Whether it’s true or not, ask yourself these questions:

(i) Are you excited about your work when you get up in the morning?

(ii) Are you looking forward to accomplishing your job tasks?

(iii ) Do you wish this workday was over already?

(iv) Do you wish you never had to do what you do every day?

If you and the people who work with answered ‘Yes’ to the last two questions, you might indeed be in a toxic workplace.

Stress makes our bodies respond in negative ways – sweating palms, fast heartbeat, tiredness, feeling of burnout, extreme weight loss or gain.

Another red flag that you are working in a toxic workplace would be if any of the following applies to you – prone to falling ill and frequently taking days off.

2. Conflicts and negative atmosphere

Do you or many of your colleagues get easily irritated? Are there many subjective disagreements, gossiping and office rumours? Do you hear negative conversations in the office and no one is ever smiling? 

If yes, it means there is no friendships at your workplace, no trust and very poor communication. 

In a “healthy” workplace, however, you hardly get frustrated with doing your job. In fact, chances are you know exactly what to do and how because you were given proper guidance and feedback.
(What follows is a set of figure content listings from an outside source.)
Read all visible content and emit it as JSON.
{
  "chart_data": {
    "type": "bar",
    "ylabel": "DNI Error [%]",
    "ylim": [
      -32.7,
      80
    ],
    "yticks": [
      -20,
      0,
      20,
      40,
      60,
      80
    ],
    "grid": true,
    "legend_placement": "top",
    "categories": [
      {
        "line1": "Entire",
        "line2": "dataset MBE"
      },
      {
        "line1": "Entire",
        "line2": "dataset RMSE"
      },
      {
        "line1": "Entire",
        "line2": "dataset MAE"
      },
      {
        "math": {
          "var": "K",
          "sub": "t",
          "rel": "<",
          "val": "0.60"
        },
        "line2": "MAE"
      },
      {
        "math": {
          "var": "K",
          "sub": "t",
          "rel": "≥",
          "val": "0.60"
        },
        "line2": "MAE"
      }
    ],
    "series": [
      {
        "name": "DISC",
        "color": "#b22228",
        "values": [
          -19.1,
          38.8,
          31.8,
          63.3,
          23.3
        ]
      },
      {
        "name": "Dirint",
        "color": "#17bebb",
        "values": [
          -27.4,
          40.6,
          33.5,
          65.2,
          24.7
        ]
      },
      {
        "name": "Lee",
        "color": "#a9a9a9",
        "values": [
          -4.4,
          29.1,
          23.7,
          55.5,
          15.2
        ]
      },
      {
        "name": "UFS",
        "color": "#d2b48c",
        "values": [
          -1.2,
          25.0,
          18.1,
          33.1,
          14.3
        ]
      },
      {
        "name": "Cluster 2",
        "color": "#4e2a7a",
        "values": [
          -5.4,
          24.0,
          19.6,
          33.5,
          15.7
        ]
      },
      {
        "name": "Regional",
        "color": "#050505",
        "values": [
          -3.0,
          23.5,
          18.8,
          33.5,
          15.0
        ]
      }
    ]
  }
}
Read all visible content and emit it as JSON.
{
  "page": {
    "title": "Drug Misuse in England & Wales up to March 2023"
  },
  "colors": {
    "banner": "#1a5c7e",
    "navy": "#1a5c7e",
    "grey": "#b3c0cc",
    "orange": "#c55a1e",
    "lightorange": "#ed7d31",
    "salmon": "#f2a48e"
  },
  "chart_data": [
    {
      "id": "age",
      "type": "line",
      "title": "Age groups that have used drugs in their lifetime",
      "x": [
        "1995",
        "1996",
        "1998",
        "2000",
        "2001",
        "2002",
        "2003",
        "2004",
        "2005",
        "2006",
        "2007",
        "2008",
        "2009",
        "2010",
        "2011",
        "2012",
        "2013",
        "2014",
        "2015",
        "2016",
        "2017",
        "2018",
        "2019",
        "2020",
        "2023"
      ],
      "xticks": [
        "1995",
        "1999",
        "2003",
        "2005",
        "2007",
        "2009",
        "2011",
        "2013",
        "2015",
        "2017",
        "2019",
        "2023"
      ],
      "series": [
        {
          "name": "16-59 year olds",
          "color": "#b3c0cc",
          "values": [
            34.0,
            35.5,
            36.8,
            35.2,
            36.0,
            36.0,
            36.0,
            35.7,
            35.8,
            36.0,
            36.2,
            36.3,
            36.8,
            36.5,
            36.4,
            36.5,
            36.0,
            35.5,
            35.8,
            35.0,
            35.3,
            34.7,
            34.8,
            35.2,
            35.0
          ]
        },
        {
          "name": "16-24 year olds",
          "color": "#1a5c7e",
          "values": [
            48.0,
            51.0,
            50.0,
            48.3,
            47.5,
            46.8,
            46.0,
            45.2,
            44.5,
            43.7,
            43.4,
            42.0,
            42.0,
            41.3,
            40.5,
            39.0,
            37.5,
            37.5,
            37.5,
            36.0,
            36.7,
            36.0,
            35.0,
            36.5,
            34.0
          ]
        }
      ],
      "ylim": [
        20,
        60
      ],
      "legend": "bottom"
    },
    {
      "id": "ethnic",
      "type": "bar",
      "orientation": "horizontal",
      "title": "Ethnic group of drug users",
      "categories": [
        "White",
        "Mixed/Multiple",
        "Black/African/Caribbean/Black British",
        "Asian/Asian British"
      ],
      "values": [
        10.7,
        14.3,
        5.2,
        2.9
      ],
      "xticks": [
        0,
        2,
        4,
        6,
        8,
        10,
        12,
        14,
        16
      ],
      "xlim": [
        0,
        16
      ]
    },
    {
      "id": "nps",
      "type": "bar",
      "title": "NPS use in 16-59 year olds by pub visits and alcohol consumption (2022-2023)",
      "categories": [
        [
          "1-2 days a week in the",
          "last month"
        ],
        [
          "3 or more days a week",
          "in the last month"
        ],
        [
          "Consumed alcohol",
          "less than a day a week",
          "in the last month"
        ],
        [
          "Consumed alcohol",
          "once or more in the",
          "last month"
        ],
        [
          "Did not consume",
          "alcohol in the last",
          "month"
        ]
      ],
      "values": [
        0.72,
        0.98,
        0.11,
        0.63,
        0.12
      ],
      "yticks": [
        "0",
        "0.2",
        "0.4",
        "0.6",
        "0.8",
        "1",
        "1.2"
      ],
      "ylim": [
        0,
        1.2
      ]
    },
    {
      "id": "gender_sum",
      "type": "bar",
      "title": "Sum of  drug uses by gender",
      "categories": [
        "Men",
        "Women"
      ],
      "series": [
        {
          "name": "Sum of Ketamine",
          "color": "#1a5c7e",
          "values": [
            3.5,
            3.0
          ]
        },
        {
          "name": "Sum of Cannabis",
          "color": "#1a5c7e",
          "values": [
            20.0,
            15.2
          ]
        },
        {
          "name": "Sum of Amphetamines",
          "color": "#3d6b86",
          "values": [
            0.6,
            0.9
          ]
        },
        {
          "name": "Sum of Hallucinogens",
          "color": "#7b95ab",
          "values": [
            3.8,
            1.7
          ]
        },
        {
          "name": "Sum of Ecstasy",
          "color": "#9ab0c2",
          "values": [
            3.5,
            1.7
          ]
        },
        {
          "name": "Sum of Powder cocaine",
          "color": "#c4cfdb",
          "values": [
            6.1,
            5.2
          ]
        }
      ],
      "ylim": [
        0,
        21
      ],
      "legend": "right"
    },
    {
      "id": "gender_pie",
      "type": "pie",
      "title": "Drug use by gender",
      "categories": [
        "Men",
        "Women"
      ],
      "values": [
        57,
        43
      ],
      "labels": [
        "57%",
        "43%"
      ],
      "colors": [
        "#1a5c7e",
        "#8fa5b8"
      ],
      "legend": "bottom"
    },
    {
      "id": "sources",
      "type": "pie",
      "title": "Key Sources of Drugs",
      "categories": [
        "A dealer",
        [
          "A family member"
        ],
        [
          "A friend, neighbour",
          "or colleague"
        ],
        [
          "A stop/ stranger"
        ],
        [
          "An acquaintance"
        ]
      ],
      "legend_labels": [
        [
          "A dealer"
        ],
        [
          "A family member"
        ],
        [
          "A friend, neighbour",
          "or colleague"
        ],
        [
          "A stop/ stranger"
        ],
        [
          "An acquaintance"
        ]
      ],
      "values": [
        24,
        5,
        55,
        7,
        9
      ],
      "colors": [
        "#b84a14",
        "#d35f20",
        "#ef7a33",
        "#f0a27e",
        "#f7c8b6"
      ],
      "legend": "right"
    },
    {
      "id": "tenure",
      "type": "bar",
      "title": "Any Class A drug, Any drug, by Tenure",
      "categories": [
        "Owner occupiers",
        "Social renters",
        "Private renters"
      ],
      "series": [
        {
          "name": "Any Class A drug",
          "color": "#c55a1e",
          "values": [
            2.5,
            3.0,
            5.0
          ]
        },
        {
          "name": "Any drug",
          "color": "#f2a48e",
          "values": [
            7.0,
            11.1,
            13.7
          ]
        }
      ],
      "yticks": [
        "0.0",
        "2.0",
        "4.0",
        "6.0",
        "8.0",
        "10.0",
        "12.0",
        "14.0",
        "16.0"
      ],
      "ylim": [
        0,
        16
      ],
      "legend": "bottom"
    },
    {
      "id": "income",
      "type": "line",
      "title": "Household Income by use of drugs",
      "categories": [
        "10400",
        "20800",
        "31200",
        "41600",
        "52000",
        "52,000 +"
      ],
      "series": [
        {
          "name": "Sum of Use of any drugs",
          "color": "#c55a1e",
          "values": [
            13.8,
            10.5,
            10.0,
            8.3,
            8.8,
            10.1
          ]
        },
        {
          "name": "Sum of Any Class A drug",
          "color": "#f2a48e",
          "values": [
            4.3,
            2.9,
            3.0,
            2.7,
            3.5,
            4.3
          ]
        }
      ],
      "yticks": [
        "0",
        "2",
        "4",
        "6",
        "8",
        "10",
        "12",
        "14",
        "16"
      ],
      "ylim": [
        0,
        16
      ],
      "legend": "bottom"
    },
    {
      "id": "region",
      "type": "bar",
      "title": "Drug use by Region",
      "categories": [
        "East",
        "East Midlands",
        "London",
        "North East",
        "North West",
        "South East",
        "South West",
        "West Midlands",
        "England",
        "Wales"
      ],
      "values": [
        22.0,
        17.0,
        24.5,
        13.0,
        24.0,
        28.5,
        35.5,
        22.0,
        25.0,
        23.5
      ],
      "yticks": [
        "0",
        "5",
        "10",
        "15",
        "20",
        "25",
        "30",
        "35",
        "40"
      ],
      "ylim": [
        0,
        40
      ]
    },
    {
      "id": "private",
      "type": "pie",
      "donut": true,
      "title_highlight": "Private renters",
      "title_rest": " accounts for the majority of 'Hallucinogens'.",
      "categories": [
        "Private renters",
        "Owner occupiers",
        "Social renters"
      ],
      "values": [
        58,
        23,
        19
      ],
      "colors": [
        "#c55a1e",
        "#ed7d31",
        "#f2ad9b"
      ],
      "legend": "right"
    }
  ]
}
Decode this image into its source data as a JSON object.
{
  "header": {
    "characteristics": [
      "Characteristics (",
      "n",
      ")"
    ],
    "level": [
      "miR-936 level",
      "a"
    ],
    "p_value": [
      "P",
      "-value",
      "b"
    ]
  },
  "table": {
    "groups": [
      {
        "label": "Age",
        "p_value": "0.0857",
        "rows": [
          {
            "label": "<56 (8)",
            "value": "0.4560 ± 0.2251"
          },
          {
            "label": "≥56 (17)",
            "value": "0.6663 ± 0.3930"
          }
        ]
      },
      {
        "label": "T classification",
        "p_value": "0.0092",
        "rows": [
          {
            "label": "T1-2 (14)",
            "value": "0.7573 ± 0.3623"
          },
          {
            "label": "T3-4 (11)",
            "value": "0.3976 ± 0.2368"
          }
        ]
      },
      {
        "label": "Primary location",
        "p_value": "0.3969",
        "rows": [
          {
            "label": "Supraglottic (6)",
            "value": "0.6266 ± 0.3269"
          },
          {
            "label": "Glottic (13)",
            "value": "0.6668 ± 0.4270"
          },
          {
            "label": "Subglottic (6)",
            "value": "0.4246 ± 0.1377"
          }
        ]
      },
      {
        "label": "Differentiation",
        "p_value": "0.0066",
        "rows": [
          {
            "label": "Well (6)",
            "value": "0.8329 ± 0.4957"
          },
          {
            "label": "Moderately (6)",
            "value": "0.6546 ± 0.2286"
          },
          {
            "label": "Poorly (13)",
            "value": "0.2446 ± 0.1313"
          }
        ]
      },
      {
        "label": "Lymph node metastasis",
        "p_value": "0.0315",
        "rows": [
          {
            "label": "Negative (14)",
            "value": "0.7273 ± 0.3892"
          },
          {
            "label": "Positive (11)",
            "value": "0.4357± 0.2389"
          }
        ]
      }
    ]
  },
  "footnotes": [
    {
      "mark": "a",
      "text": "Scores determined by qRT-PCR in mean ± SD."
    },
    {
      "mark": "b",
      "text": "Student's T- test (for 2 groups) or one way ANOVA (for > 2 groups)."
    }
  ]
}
Another sign that you are indeed in a “healthy” workplace is that you feel very much accomplished because you were given the necessary recognition. Another positive sign would be if you feel supported whenever the management takes a genuine interest in what you do and gets you involved with constructive discussions.

3. High turnover

If you notice a high turnover rate in your company or department, take that as a blaring sign of a “toxic” workplace.

As soon as people figure out that their jobs bring nothing but dysfunction, degradation and sickness, they start looking for alternatives.

Thus they are actively looking for other jobs and leave when they find a better one.

Now, how do we make it more “bearable”?

There are some strategies you can develop to “survive” in your current workplace and feel a little bit better for the time being.

(i) Find something you enjoy doing after work

This might help you think about your after-work activity even while you are doing your job. This will give you a sense of excitement and give you that nudge to help keep you moving forward.

Basically, you need to mix in some positive thoughts in your work routine. Oh! And be sure to relieve your stress after a long workday.

Perhaps you could discover a new hobby, sign up for a new language course or group training. It could be anything!

(ii) Create and develop friendships

Try to find people who think or feel the same way you do. Be sure to communicate with them more often. And do support and watch each other’s backs.

(iii) Prepare your exit plan

There is always a choice, and there is always an exit.

If you keep in mind that if things get really bad, you have other options, and knowing what to do, will make you feel much more secure and calm.

Search for other offers, don’t restrain yourself with what you used to do, think of what you want to do and what you can learn, it’s never too late.